Same here. It can also be controlled over http which opens up all sorts of home automation possibilities.


Can it? Aside from a very few functions reverse-engineered from LG's smartphone remote control apps, I've not found any way to control core display functionality via either TCP/IP or documented WebOS APIs, including such simple things as backlight brightness and display power on/off, at least on my 2018 model.

There is, on the other hand, a documented RS-232 protocol supported across many of LG's smart and "dumb" TVs that supports these things and more, so I threw together a trivial HTTP wrapper

https://github.com/jasminetroll/LgTvControl

that I use to control various TV settings via keyboard commands and Apple remote.

As a significant bonus, the RS-232 API has a "disable/enable OSD" command, so I can adjust brightness and switch between inputs without an annoying, oversized OSD window covering up a significant portion of the screen for several seconds telling me what I either already know from the resulting display (switched input to, e.g., the GPU connected to my Linux desktop VM) or don't care about (the numerical value of backlight brightness resulting from the latest up/down button press).
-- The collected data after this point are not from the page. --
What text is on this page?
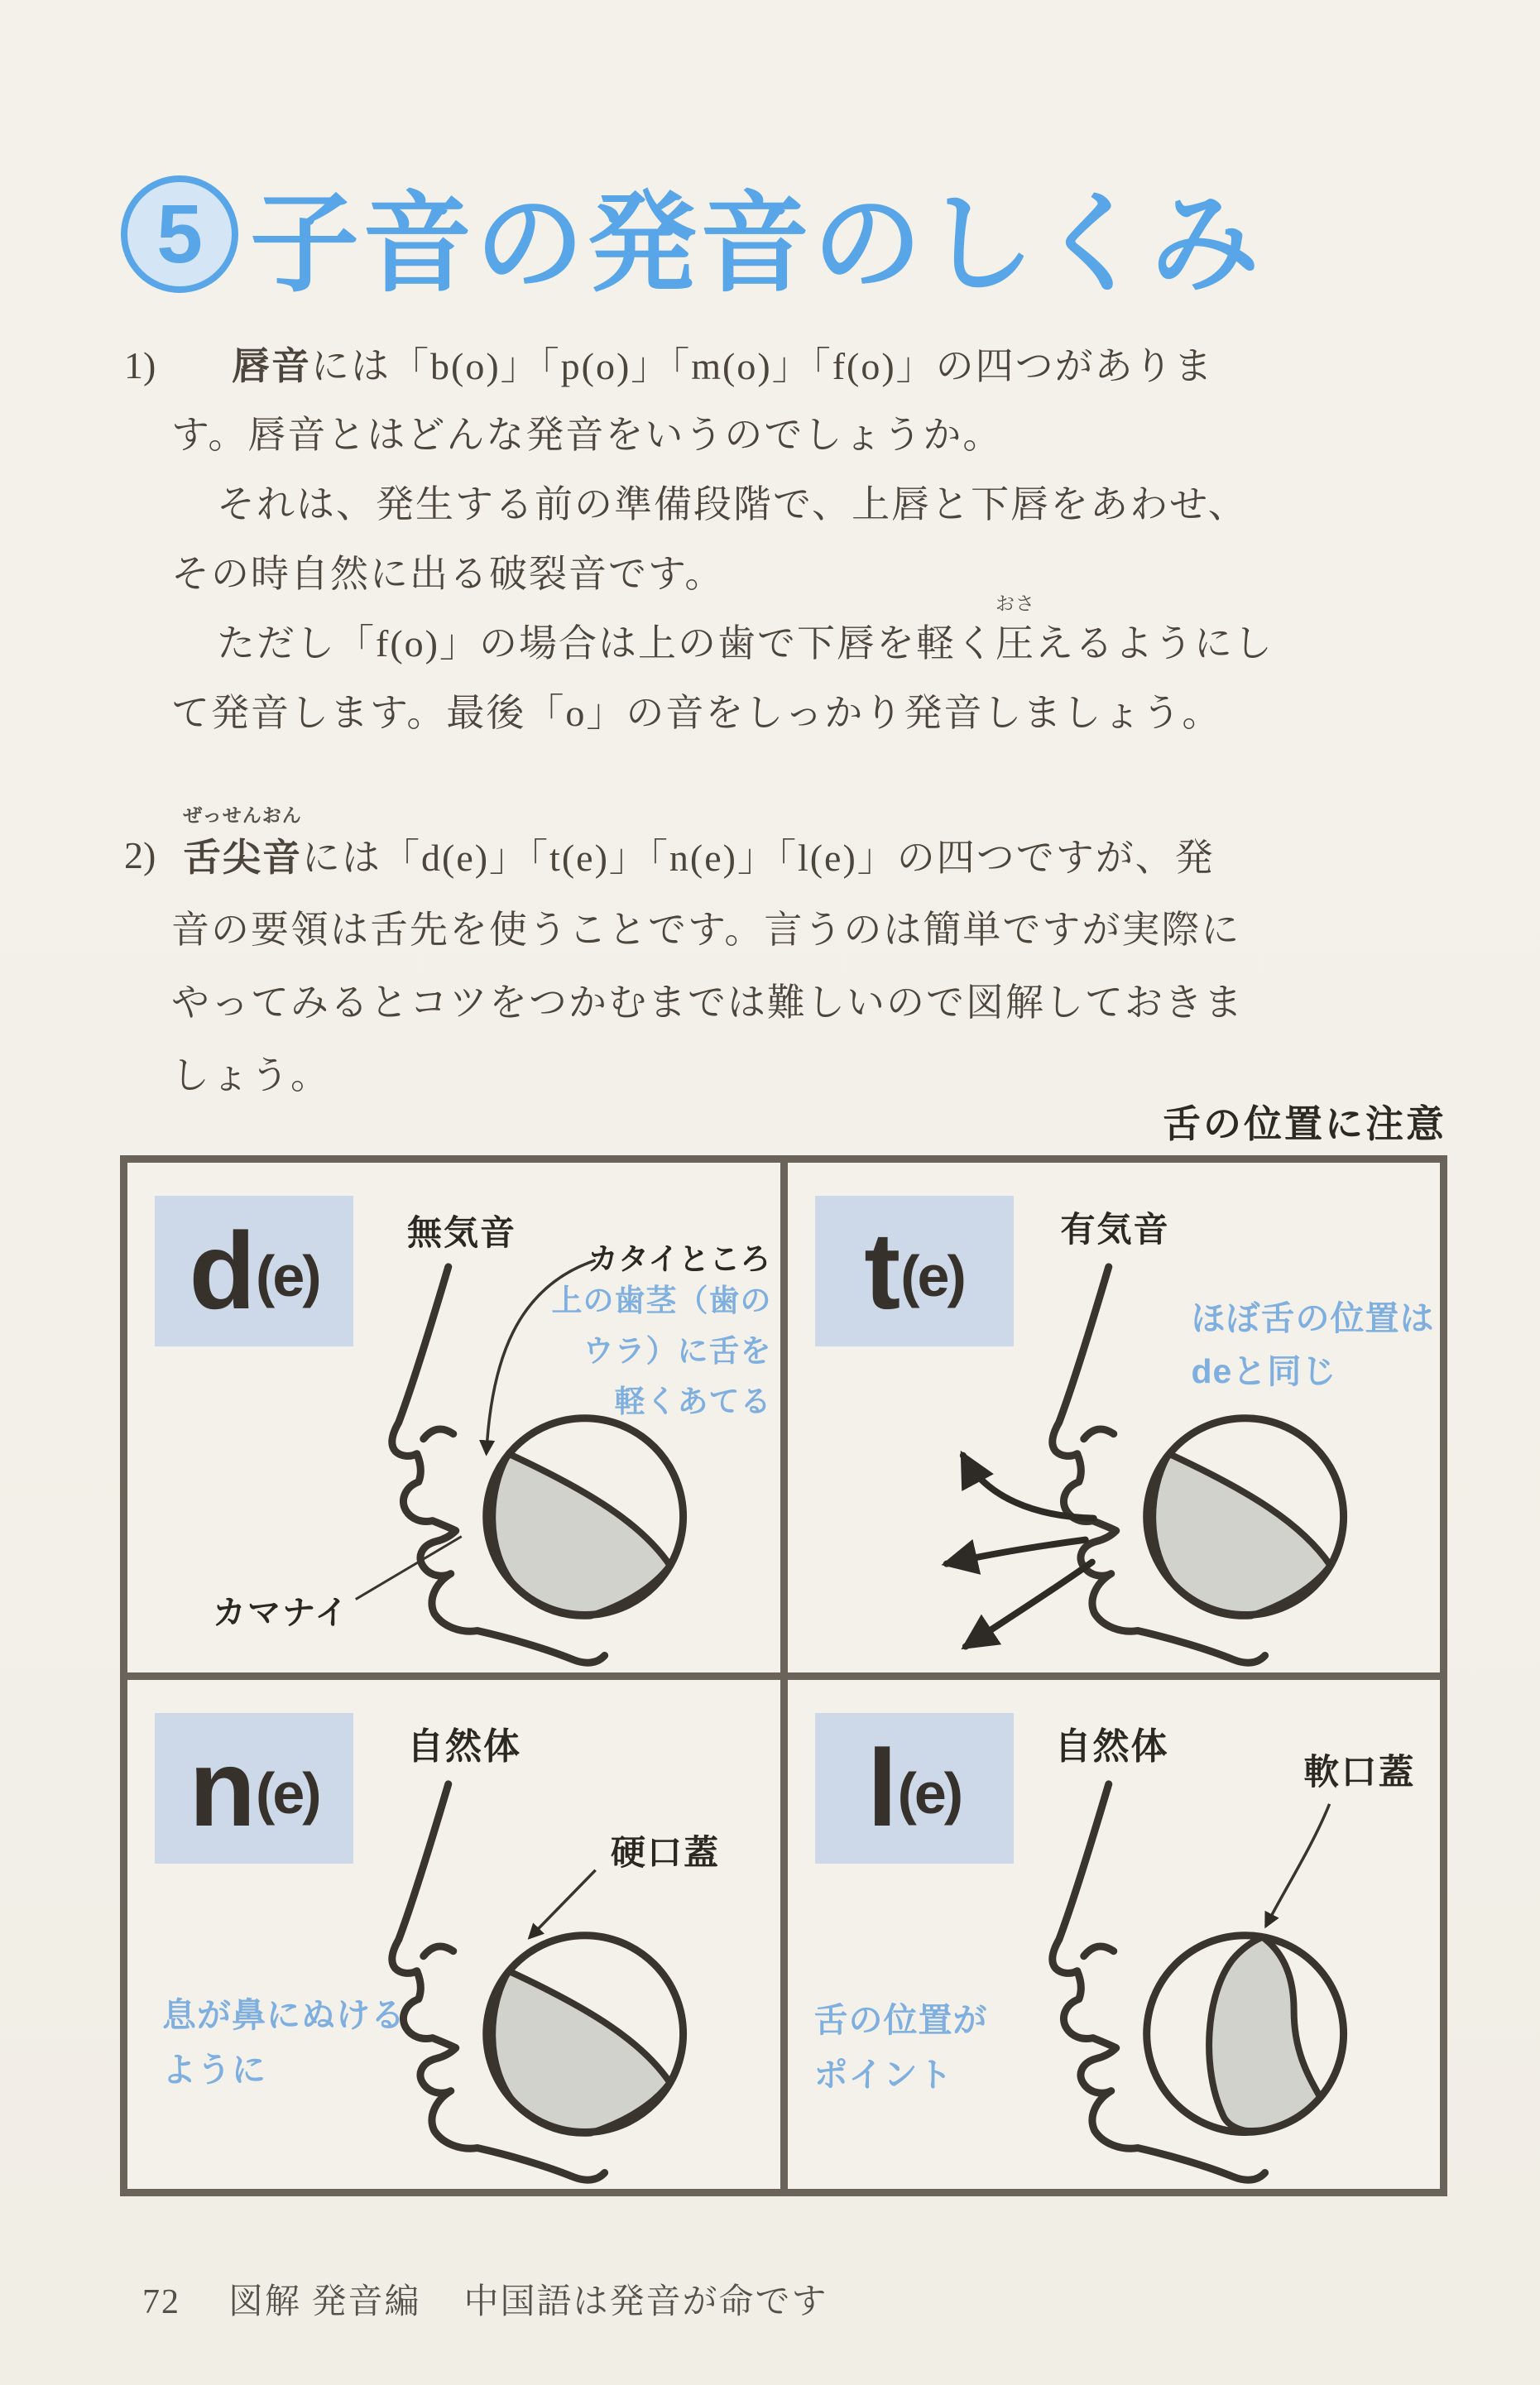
5 子音の発音のしくみ
1)	唇音には「b(o)」「p(o)」「m(o)」「f(o)」の四つがありま
す。唇音とはどんな発音をいうのでしょうか。
それは、発生する前の準備段階で、上唇と下唇をあわせ、
その時自然に出る破裂音です。
ただし「f(o)」の場合は上の歯で下唇を軽く圧
おさ
えるようにし
て発音します。最後「o」の音をしっかり発音しましょう。
2) 舌尖音
ぜっせんおん
には「d(e)」「t(e)」「n(e)」「l(e)」の四つですが、発
音の要領は舌先を使うことです。言うのは簡単ですが実際に
やってみるとコツをつかむまでは難しいので図解しておきま
しょう。
舌の位置に注意
d (e)
無気音
カタイところ
上の歯茎（歯の
ウラ）に舌を
軽くあてる
カマナイ
t (e)
有気音
ほぼ舌の位置は
deと同じ
n (e)
自然体
硬口蓋
息が鼻にぬける
ように
l (e)
自然体
軟口蓋
舌の位置が
ポイント
72 図解 発音編 中国語は発音が命です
That's really interesting, can't wait to take a look.

There's a good webos plugin for homebridge (https://github.com/merdok/homebridge-webos-tv) which is based on LGTV2 (https://github.com/hobbyquaker/lgtv2) which exposes a ton of features, including the ability to instantly switch between apps/inputs. I have my Harmony calling this via my fork of Harmony Span (https://github.com/garethflynn/harmony-span) which very cleverly impersonates a Roku device via SSDP to allow Harmony keypresses to be captured by a server (a Raspberry Pi in my case) and used to run a custom shell script.

It sounds super-fussy, but it actually delivers a really clean way of switching inputs, especially in combination with my Samsung soundbar which, amazingly, only offers direct input selection via http (you can only cycle through them with the remote).